Em 1900, pressionado pelo avô, ingressa na Faculdade de Direito de São Francisco. Ali, funda com colegas a Arcádia Acadêmica, da qual torna-se presidente em 1902. Colabora com artigos sobre teatro no jornal Onze de Agosto, também publicado por estudantes da faculdade. Formado em 1904, retorna a Taubaté onde trabalha na promotoria pública. No mesmo ano, vence um concurso literário com o conto Gens Ennuyex.
Em 1911, com a morte do avô, Monteiro Lobato herda a fazenda Buquira e dedica-se à modernização da lavoura e da criação. No entanto, insatisfeito com a vida na fazenda, planeja em 1913 explorar comercialmente o Viaduto do Chá em parceria com o poeta Ricardo Gonçalves (1893-1916), amigo dos tempos da faculdade. No ano seguinte passa a escrever artigos para o jornal O Estado de S. Paulo e, em 1916, colabora com a recém-fundada Revista do Brasil. Transfere-se com a família para São Paulo em 1917 e escreve um artigo desfavorável sobre a exposição da pintora Anita Malfatti. Em 1918, compra a Revista do Brasil e publica seu primeiro livro, Urupês. Um dos contos do livro, Os Faroleiros, serve de argumento para o filme homônimo dos cineastas Antônio Leite e Miguel Milani, em 1920.

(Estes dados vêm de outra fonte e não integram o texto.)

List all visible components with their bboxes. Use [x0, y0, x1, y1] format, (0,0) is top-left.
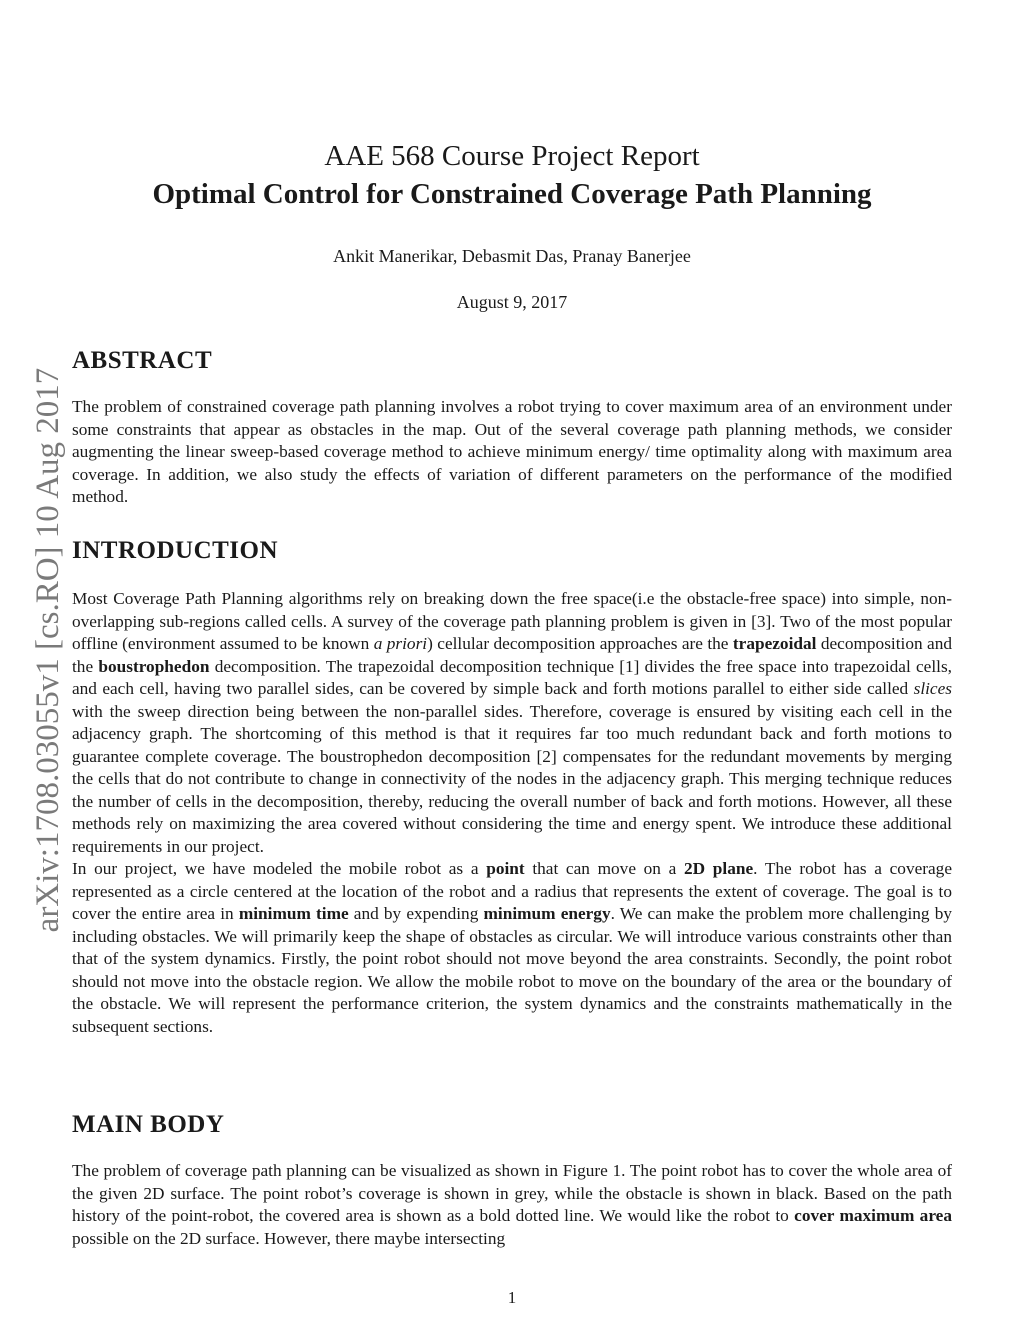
introduction-section [72, 536, 952, 1038]
abstract-text: The problem of constrained coverage path planning involves a robot trying to cover maximum area of an environment under some constraints that appear as obstacles in the map. Out of the several coverage path planning methods, we consider augmenting the linear sweep-based coverage method to achieve minimum energy/ time optimality along with maximum area coverage. In addition, we also study the effects of variation of different parameters on the performance of the modified method. [72, 397, 952, 506]
course-title: AAE 568 Course Project Report [324, 140, 700, 172]
title-block [0, 138, 1024, 314]
introduction-paragraph-2: In our project, we have modeled the mobile robot as a point that can move on a 2D plane. The robot has a coverage represented as a circle centered at the location of the robot and a radius that represents the extent of coverage. The goal is to cover the entire area in minimum time and by expending minimum energy. We can make the problem more challenging by including obstacles. We will primarily keep the shape of obstacles as circular. We will introduce various constraints other than that of the system dynamics. Firstly, the point robot should not move beyond the area constraints. Secondly, the point robot should not move into the obstacle region. We allow the mobile robot to move on the boundary of the area or the boundary of the obstacle. We will represent the performance criterion, the system dynamics and the constraints mathematically in the subsequent sections. [72, 859, 953, 1036]
main-body-section [72, 1110, 952, 1250]
abstract-heading: ABSTRACT [72, 347, 213, 374]
introduction-heading: INTRODUCTION [72, 537, 279, 564]
main-body-heading: MAIN BODY [72, 1111, 225, 1138]
authors: Ankit Manerikar, Debasmit Das, Pranay Banerjee [333, 246, 691, 266]
main-body-paragraph: The problem of coverage path planning can be visualized as shown in Figure 1. The point robot has to cover the whole area of the given 2D surface. The point robot’s coverage is shown in grey, while the obstacle is shown in black. Based on the path history of the point-robot, the covered area is shown as a bold dotted line. We would like the robot to cover maximum area possible on the 2D surface. However, there maybe intersecting [72, 1161, 952, 1248]
paper-title: Optimal Control for Constrained Coverage Path Planning [152, 178, 872, 210]
abstract-section [72, 346, 952, 509]
arxiv-identifier: arXiv:1708.03055v1 [cs.RO] 10 Aug 2017 [30, 367, 66, 933]
introduction-paragraph-1: Most Coverage Path Planning algorithms rely on breaking down the free space(i.e the obstacle-free space) into simple, non-overlapping sub-regions called cells. A survey of the coverage path planning problem is given in [3]. Two of the most popular offline (environment assumed to be known a priori) cellular decomposition approaches are the trapezoidal decomposition and the boustrophedon decomposition. The trapezoidal decomposition technique [1] divides the free space into trapezoidal cells, and each cell, having two parallel sides, can be covered by simple back and forth motions parallel to either side called slices with the sweep direction being between the non-parallel sides. Therefore, coverage is ensured by visiting each cell in the adjacency graph. The shortcoming of this method is that it requires far too much redundant back and forth motions to guarantee complete coverage. The boustrophedon decomposition [2] compensates for the redundant movements by merging the cells that do not contribute to change in connectivity of the nodes in the adjacency graph. This merging technique reduces the number of cells in the decomposition, thereby, reducing the overall number of back and forth motions. However, all these methods rely on maximizing the area covered without considering the time and energy spent. We introduce these additional requirements in our project. [72, 589, 952, 856]
date: August 9, 2017 [456, 292, 568, 312]
page-number: 1 [507, 1288, 517, 1307]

Funda a editora Monteiro Lobato & Cia. e lança o primeiro livro infantil, A Menina do Narizinho Arrebitado, em 1920. Em 1925, sua editora vai à falência, mas, em sociedade com o editor Octalles Marcondes, cria a Companhia Editora Nacional. Candidata-se a uma vaga na Academia Brasileira de Letras em 1926, mas não é eleito.
Em 1927, torna-se adido comercial nos Estados Unidos e transfere-se para Nova York. Com a quebra da bolsa de 1929 é obrigado a vender sua participação na Companhia Editora Nacional. Retorna ao país em 1931 e funda a Companhia de Petróleo do Brasil, dedicando-se durante essa década à campanha pelo petróleo. Em 1940, recusa o convite do presidente Getúlio Vargas para dirigir o Ministério de Propaganda e, no ano seguinte, é preso durante três meses por suas críticas ao governo. Desmotivado, recusa a indicação para a ABL em 1944 e, no ano seguinte, o convite para ingressar no Partido Comunista Brasileiro .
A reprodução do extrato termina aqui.